Mom patted his head and moved around the table to the kitchen window. Mom leaned out and bellowed operatically: “Roy MARTIN-EEE! Roy MARTIN-EEE! Get UP here!”
In a minute, Roy clomped through the door, sweating and grumbling.
“Ma, I was in the middle of a game.”
Then Roy saw the wooden mixing spoon, Mom’s favored weapon for special punishments, which she handled like an expert.
“Tell Nicky the truth,” Mom said, shaking the spoon. “Make sure he believes it.”
Roy admitted in a bored monotone that the Nick Junior story was a hoax. Roy promised he was telling the truth.
“May lightning strike me,” Roy said
“I don’t believe you.”
“May lightning strike Checkers.”
Nicky believed him.
“Very interesting,” Lester said, giggling so that his shoulders trembled. He buried his face in his arms. He looked with disbelief at Nicky and bit his lip. He slowly shook his head. “How could you have been so … stupid?”
Nicky shrugged. “But I was right, wasn’t I? I know what it’s like to be black in Eggplant Alley.
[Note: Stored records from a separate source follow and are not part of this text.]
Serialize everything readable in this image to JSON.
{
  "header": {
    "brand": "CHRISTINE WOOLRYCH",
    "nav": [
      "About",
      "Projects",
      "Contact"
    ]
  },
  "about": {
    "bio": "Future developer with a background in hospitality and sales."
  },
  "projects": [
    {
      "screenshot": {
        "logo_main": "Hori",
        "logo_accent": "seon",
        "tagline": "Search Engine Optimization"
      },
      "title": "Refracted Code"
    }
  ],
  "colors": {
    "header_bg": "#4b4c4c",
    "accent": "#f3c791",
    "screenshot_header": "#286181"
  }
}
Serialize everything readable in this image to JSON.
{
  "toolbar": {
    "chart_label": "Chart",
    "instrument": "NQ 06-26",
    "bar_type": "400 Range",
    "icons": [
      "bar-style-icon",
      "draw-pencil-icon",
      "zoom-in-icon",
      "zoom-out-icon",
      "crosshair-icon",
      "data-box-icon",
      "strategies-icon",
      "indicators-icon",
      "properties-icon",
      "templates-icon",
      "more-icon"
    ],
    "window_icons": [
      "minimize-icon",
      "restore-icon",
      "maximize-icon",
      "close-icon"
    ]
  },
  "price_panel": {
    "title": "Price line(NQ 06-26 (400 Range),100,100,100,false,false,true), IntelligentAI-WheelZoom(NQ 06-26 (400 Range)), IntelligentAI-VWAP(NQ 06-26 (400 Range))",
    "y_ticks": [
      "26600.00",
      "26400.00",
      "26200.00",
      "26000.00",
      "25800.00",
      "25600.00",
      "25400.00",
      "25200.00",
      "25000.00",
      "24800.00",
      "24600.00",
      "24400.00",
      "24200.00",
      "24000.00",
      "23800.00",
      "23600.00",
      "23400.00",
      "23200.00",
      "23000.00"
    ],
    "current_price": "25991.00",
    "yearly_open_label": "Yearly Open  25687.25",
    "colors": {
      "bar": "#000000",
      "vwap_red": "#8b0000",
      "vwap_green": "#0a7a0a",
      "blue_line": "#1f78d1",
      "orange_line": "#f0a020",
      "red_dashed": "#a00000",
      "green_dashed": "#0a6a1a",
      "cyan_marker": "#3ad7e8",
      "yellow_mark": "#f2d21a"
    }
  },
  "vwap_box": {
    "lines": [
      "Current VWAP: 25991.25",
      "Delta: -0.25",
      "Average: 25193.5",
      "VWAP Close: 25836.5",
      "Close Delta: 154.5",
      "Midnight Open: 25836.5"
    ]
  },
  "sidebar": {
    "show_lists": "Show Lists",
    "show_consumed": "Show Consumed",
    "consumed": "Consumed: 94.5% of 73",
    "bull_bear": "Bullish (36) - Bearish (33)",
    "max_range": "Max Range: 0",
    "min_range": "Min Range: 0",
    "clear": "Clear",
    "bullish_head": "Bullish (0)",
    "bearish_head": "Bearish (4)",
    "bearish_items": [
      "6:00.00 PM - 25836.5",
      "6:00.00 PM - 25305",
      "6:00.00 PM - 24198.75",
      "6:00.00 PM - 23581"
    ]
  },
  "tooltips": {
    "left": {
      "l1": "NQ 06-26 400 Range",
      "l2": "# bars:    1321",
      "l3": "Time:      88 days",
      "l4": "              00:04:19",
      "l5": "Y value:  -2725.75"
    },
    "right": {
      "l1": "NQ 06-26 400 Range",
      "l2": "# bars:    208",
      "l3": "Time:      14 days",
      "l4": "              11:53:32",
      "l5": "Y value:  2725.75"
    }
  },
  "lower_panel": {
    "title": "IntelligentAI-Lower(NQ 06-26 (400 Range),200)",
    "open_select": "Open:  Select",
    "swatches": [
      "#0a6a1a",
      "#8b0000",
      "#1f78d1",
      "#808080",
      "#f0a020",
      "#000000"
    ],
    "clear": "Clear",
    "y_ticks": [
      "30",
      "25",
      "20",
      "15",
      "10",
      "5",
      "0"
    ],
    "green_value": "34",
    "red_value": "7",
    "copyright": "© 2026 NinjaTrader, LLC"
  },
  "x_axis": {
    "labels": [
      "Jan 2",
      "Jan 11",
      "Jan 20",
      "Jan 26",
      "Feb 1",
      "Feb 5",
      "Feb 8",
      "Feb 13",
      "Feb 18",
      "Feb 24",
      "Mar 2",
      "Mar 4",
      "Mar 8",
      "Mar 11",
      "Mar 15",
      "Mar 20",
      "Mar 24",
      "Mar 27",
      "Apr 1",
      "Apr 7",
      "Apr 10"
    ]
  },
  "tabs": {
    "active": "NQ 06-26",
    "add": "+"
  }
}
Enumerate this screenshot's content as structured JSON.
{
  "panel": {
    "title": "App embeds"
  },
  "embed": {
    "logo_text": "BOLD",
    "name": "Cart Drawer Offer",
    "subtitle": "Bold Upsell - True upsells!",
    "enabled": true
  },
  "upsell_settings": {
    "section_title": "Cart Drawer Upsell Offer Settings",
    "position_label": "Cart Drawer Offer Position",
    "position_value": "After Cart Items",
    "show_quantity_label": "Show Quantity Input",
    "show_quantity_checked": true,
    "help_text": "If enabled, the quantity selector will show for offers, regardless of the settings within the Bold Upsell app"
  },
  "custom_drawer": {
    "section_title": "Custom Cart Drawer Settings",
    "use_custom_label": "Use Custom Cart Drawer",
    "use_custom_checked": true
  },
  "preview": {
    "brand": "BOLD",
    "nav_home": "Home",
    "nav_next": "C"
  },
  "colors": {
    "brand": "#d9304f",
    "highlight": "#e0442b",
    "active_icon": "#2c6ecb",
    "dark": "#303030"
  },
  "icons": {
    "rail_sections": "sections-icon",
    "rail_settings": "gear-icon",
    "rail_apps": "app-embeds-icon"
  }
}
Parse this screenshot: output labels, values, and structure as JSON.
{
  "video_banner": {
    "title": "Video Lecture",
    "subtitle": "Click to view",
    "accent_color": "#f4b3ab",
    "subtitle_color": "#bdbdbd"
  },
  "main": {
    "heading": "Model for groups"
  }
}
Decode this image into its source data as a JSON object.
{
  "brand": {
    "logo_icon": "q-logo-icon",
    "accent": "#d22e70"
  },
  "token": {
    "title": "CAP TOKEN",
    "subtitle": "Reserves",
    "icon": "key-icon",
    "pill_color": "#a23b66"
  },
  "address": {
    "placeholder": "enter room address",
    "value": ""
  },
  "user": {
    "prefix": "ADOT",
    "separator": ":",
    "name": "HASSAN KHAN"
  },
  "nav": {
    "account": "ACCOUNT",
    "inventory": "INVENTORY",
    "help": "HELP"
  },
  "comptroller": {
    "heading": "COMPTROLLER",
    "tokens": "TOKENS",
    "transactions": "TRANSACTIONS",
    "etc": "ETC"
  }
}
Sort of.”
“I guess you do,” Lester said. “So tell me, Nick Junior, how did it feel? Creepy and scary?”
“Plenty.”
Lester smirked. “I can only imagine.”
“Hey, you keep sitting in the sun and darkening up, and you’ll know,” Nicky said.
Lester looked at his arms. They were nicely tanned. “My mama burns in the sun. I get this from my daddy,” Lester said. “He’s half Italian. My grammy was a Campanella.”
“Italian? No fooling? You never said that before.”
Lester shrugged. “I didn’t think it mattered.”